SAVE HIATUS
Years ago I wrote a column about science fiction shows I wanted to see. One of them was Hiatus, a show that was universally accepted as brilliant and critically acclaimed and which would be cancelled before the pilot episode’s closing credits. Fans of the column responded to it, so I wrote another column listing little known facts about the show. After that friends started posting news about Hiatus at other forums and websites, reminiscing over this show that never existed. And then they started writing fan fiction for it, and coming up with Windows wallpaper, all for a show with few named characters, no actual plot or situation, no nothing. I encouraged it shamelessly, starting a blog and spreading rumors about the show’s comeback. One of my NaNoWriMo novels was to be about fans trying to save the show. I was having a ball putting it into different formats without ever getting pinned down as to what, if anything, Hiatus was actually about.
Over the years of Serenity fandomness, I had seen the work of Adam Levermore. He did the Can’t Stop the Serenity posters. He did the Browncoat Ball posters. He came up with his own brilliant Firefly-inspired designs for his CafePress shop, Black Market Beagles. He created the Little Damn Heroes artwork.
And then he jumped into the Fans4Writers campaign with both feet, and suddenly I was talking to him every day. And then we met during the Mutant Enemy Day weekend, adn we got along pretty well, and we got to talking about doing a project together some time, and he mentioned he always wanted to do a webcomic but didn’t want to write one. We were both obsessive fans who had spent the last two years fighting to save and promote shows, and I already had this idea about other fans trying to save a nonexistent show, so…

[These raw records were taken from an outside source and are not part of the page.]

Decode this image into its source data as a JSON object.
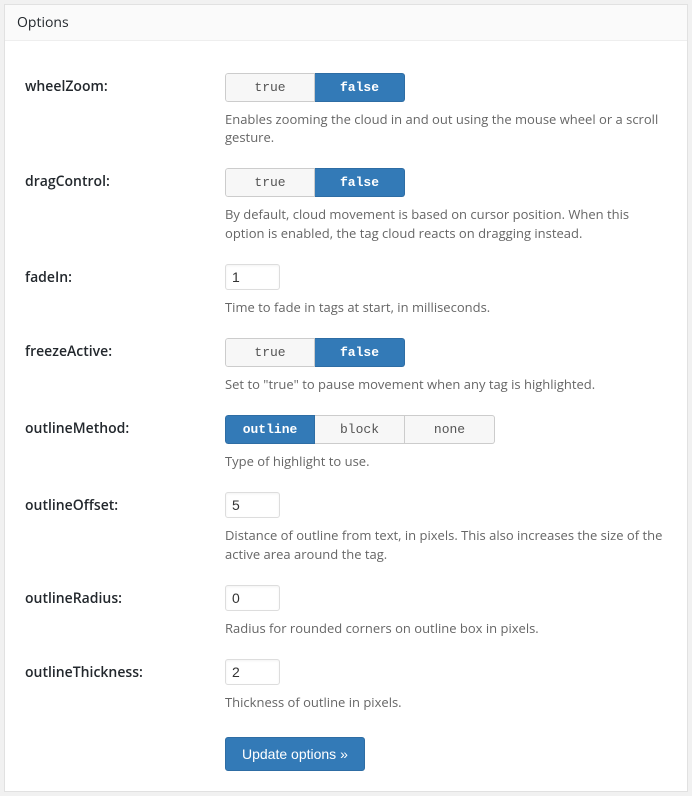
{
  "panel": {
    "title": "Options"
  },
  "options": {
    "wheelZoom": {
      "label": "wheelZoom:",
      "choices": [
        "true",
        "false"
      ],
      "selected": "false",
      "description": "Enables zooming the cloud in and out using the mouse wheel or a scroll gesture."
    },
    "dragControl": {
      "label": "dragControl:",
      "choices": [
        "true",
        "false"
      ],
      "selected": "false",
      "description": "By default, cloud movement is based on cursor position. When this option is enabled, the tag cloud reacts on dragging instead."
    },
    "fadeIn": {
      "label": "fadeIn:",
      "value": "1",
      "description": "Time to fade in tags at start, in milliseconds."
    },
    "freezeActive": {
      "label": "freezeActive:",
      "choices": [
        "true",
        "false"
      ],
      "selected": "false",
      "description": "Set to \"true\" to pause movement when any tag is highlighted."
    },
    "outlineMethod": {
      "label": "outlineMethod:",
      "choices": [
        "outline",
        "block",
        "none"
      ],
      "selected": "outline",
      "description": "Type of highlight to use."
    },
    "outlineOffset": {
      "label": "outlineOffset:",
      "value": "5",
      "description": "Distance of outline from text, in pixels. This also increases the size of the active area around the tag."
    },
    "outlineRadius": {
      "label": "outlineRadius:",
      "value": "0",
      "description": "Radius for rounded corners on outline box in pixels."
    },
    "outlineThickness": {
      "label": "outlineThickness:",
      "value": "2",
      "description": "Thickness of outline in pixels."
    }
  },
  "submit": {
    "label": "Update options »"
  }
}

Save Hiatus began in February, 2008, and it ran every Monday and Friday for seven months — with a burst of seven days in a row during the San Diego Comic Con. We got a decent amount of attention, got some good reviews, Adam’s already amazing art, was improving, my writing was tightening up… and we had to stop. Life, as they say, intervened, and fun as it was, “Save Hiatus” was taking much too much time for something that wasn’t making any money. We took a breather, I filled in for a few weeks with the prose-only novelization of the Hiatus pilot episode, and then we came back in January of 2009.
And we came back strong! We dropped color and big strips in favor of 4-panel B&W strips but we added an extra strip a week and a Monday-Wednesday-Friday schedule. It worked nicely, the plot moved along faster, we got to keep playing in our world… and then life dumped on us again and we had to go on — sigh — hiatus.
For now it’s in limbo. You can see all the strips at savehiatus.com, and we hope to come back to it someday. We both love the characters and there are plenty of storylines planned that we never got to (and stuff keeps happening in the geek world that I keep wishing I had a webcomic to comment with!) and as soon as we can fit it into our lives and make it work, financially, Hiatus will fly again. Or hover in a synchronous orbit. Whatever it did.